La Cour des Comptes avait inscrit dans son programme annuel 2021 l’audit de la gestion des Fonds COVID-19 pour des raisons évidentes liées aux montants en jeu, à la sensibilité de la question et aux engagements vis à vis des différents bailleurs. Leur seule obligation est d’en informer le Président de la République et le Président de l’Assemblée nationale.
En ce qui concerne la publication, l’article 3 de la Loi organique 2012-23 du 23 décembre 2012 sur la Cour des Comptes prévoit, en dehors du rapport public général annuel, que la Cour « peut, en outre, dans le cadre de ses contrôles, établir des rapports publics sur des entités, des thèmes particuliers ou des secteurs déterminés ». C’est cette faculté qui a été mise en œuvre souverainement par la Cour.
D’ailleurs, les autorités du pouvoir ont dû être surprises par cette affaire, c’est ce qui explique le baratin incohérent du ministre des Finances et du Budget qui cherche à minimiser le dossier en en limitant l’enjeu à quelques fautes de gestion sur 0,7 % du budget global soit un peu moins de 7 milliards. De plus, il s’est lancé dans une valorisation a posteriori des hauts faits de Macky SALL en matière de transparence.
Il fait semblant d’oublier que le Macky SALL de 2012-2013 n’est pas celui d’aujourd’hui. Le Macky SALL, champion de la transparence et de la lutte contre la corruption, promoteur de la loi organique sur la Cour des Comptes qui tardait à sortir du circuit, géniteur de l’OFNAC pour remplacer une commission inefficace, organe « destiné » à ses partisans qu’il jurait de ne pas protéger, animateur de la déclaration de patrimoine, restaurateur de la Cour de Répression de l’Enrichissement illicite (CREI) et artisan de la traque des biens mal acquis pour répondre à une demande sociale, n’est plus. Ce cap a été abandonné. Même l’expression « lutte contre la corruption » est bannie du discours officiel.

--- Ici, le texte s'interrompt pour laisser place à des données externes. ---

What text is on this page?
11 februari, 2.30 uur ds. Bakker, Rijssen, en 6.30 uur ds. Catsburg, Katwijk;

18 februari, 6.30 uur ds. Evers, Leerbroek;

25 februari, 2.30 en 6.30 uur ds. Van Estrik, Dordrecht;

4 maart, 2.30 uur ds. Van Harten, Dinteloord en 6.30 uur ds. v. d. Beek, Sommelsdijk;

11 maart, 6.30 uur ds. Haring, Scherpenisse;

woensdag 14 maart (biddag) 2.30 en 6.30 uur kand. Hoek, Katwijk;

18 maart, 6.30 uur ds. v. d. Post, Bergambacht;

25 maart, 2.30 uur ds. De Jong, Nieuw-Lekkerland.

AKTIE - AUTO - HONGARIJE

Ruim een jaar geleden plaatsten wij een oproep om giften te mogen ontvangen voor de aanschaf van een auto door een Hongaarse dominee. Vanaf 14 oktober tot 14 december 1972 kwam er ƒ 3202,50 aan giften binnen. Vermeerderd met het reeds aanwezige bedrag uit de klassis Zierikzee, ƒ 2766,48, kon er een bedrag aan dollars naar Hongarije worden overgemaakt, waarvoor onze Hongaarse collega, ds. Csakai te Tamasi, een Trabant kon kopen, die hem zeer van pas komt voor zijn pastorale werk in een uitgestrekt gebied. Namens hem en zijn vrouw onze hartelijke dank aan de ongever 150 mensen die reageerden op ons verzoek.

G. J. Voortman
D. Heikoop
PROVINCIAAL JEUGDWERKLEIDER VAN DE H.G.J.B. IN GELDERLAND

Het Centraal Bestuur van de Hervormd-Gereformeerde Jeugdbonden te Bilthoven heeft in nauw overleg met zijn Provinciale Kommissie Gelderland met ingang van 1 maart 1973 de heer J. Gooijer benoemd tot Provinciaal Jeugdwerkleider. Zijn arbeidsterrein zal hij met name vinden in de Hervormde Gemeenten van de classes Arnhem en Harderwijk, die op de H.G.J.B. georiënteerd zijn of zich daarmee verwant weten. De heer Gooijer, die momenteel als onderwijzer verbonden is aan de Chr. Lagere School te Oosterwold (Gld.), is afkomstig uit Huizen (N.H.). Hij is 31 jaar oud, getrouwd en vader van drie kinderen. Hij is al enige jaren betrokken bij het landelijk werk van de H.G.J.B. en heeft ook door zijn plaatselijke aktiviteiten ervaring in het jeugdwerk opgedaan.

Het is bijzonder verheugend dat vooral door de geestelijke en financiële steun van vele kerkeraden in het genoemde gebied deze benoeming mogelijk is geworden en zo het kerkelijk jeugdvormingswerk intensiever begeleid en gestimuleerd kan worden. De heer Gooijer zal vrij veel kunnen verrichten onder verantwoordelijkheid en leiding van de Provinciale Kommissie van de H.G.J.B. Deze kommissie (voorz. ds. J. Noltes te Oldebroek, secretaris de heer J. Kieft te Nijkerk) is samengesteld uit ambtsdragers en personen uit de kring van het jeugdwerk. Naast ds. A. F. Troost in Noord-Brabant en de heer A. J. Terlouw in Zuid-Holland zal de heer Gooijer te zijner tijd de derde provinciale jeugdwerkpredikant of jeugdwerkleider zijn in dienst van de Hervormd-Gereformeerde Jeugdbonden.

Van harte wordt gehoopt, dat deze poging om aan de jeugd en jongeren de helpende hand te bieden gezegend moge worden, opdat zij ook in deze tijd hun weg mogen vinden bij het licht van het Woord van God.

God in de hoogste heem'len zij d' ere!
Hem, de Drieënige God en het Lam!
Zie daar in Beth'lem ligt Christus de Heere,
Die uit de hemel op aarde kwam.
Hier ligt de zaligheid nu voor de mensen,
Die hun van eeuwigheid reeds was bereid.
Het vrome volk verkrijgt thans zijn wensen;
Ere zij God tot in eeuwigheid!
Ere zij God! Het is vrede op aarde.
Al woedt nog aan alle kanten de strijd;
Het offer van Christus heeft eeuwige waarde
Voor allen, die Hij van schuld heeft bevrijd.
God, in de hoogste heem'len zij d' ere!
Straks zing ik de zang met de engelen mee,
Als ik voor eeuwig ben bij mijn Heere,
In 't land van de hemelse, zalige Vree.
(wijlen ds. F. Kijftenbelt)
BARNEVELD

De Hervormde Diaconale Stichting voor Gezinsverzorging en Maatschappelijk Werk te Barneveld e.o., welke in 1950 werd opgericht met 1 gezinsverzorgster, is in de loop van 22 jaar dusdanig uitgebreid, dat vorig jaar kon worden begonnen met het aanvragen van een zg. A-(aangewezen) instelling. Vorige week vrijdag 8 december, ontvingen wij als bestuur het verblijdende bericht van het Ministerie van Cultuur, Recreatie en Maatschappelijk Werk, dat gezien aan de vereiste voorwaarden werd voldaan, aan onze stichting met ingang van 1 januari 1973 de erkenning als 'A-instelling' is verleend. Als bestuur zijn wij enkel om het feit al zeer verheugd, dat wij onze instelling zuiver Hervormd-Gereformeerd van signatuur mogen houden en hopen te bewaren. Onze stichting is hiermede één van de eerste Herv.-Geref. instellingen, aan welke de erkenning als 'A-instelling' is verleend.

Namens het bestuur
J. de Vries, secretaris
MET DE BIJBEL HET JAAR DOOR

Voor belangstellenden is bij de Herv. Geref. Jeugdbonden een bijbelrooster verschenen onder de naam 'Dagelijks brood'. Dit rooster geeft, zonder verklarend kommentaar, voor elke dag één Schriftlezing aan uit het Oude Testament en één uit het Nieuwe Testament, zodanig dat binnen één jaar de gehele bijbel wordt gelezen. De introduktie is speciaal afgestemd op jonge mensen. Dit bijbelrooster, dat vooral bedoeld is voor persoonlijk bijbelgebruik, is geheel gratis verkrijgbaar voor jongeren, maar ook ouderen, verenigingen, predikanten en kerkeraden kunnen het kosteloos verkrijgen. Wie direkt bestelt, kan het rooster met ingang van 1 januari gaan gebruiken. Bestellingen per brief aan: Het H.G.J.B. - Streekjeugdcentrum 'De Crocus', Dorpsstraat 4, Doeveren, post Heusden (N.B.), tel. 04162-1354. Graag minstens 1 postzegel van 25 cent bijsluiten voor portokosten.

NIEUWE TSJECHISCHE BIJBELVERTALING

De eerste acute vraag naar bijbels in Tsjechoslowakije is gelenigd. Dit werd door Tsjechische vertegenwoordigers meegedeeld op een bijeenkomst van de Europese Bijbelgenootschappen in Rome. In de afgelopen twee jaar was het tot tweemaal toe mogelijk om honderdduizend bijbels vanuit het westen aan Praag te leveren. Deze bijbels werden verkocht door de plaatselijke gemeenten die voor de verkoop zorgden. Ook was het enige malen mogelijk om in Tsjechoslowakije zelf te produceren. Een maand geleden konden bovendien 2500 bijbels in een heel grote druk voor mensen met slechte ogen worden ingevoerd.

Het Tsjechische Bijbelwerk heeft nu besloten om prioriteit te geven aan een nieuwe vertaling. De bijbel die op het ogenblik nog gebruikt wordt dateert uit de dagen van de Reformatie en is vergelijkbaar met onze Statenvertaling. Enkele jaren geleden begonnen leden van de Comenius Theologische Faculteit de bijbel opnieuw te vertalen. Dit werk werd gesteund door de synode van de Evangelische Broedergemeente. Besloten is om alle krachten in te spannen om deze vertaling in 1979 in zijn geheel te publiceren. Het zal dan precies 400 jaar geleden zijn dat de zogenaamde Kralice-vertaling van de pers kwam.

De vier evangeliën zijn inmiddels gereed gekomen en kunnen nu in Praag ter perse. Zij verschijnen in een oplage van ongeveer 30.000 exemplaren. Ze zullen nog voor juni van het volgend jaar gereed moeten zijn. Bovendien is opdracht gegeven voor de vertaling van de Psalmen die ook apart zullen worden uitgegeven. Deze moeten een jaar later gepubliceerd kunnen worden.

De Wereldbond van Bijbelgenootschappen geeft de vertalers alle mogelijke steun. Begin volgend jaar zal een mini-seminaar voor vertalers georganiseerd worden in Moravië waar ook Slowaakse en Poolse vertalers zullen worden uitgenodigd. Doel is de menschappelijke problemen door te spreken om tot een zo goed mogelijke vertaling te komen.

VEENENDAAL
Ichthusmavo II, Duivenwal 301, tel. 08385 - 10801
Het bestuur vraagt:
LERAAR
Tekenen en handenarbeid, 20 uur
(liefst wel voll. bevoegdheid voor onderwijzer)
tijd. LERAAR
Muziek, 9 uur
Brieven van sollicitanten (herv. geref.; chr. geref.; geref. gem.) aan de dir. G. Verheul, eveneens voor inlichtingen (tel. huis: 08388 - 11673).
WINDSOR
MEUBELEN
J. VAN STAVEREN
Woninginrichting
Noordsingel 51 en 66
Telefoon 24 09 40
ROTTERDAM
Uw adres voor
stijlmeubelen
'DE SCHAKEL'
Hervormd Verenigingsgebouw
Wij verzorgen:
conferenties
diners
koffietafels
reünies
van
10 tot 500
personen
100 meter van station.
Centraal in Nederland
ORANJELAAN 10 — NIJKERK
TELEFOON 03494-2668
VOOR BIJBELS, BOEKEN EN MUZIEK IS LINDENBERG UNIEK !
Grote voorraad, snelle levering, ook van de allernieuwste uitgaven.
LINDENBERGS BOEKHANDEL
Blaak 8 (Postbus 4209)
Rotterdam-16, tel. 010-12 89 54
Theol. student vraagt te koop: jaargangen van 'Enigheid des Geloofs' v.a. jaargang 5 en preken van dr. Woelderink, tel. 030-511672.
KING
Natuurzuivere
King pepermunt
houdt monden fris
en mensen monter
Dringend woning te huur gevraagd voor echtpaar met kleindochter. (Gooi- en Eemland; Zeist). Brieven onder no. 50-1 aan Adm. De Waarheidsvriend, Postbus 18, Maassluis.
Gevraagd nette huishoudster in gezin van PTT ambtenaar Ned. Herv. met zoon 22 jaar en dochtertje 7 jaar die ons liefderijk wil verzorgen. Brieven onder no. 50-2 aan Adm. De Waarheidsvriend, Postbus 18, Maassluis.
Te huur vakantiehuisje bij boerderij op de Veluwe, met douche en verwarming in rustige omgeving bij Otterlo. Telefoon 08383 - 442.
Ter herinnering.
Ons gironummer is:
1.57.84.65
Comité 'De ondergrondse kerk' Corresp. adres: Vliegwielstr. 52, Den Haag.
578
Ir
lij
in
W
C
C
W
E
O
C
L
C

Le ministre des Finances et du Budget sait parfaitement que sa responsabilité et celle de son prédécesseur sont largement engagées dans le laxisme organisé et les trois premières recommandations de Cour des Comptes sont révélatrices des manquements sans lesquels le forfait n’aurait pas pu se produire. Les opérations de communication de saupoudrage (Tuuf Kaani) post covid et les rapports de riposte n’y feront rien.
Malheureusement, la maladie du « larbinisme de proximité » guette tous les hauts fonctionnaires compétents mais qui n’ont pas la personnalité et la carrure nécessaires pour refuser de sortir de leur périmètre c’est-à-dire servir exclusivement l’État et non les hommes politiques. Les premiers symptômes de cette maladie sont la justification de l’injustifiable et la mise en œuvre d’ordres manifestement illégaux.
Il vous est loisible d’aider les fautifs à se défendre, de les appuyer sur les factures et auprès des fournisseurs. Sachez que sur ce dossier, c’est trop tard pour rectifier le tir, vous êtes devancé par la réalité, l’opinion, l’opposition et le bon sens. La meilleure façon de ruiner une crédibilité, même présumée, est d’engager une bataille dans laquelle la perte de plumes est assurée. A bon entendeur, salut !
On comprend mieux combien l’intervention de la Cour des Comptes a été salutaire. Par ordonnance n° 75/CC/CABF/G du 18 juin 2021, elle a mis en place une équipe pour l’audit des fonds COVID. La mission d’audit est alors lancée le 19 juillet 2021. Deux mois après, le fonds est dissous par décret. Jugez-en vous-mêmes.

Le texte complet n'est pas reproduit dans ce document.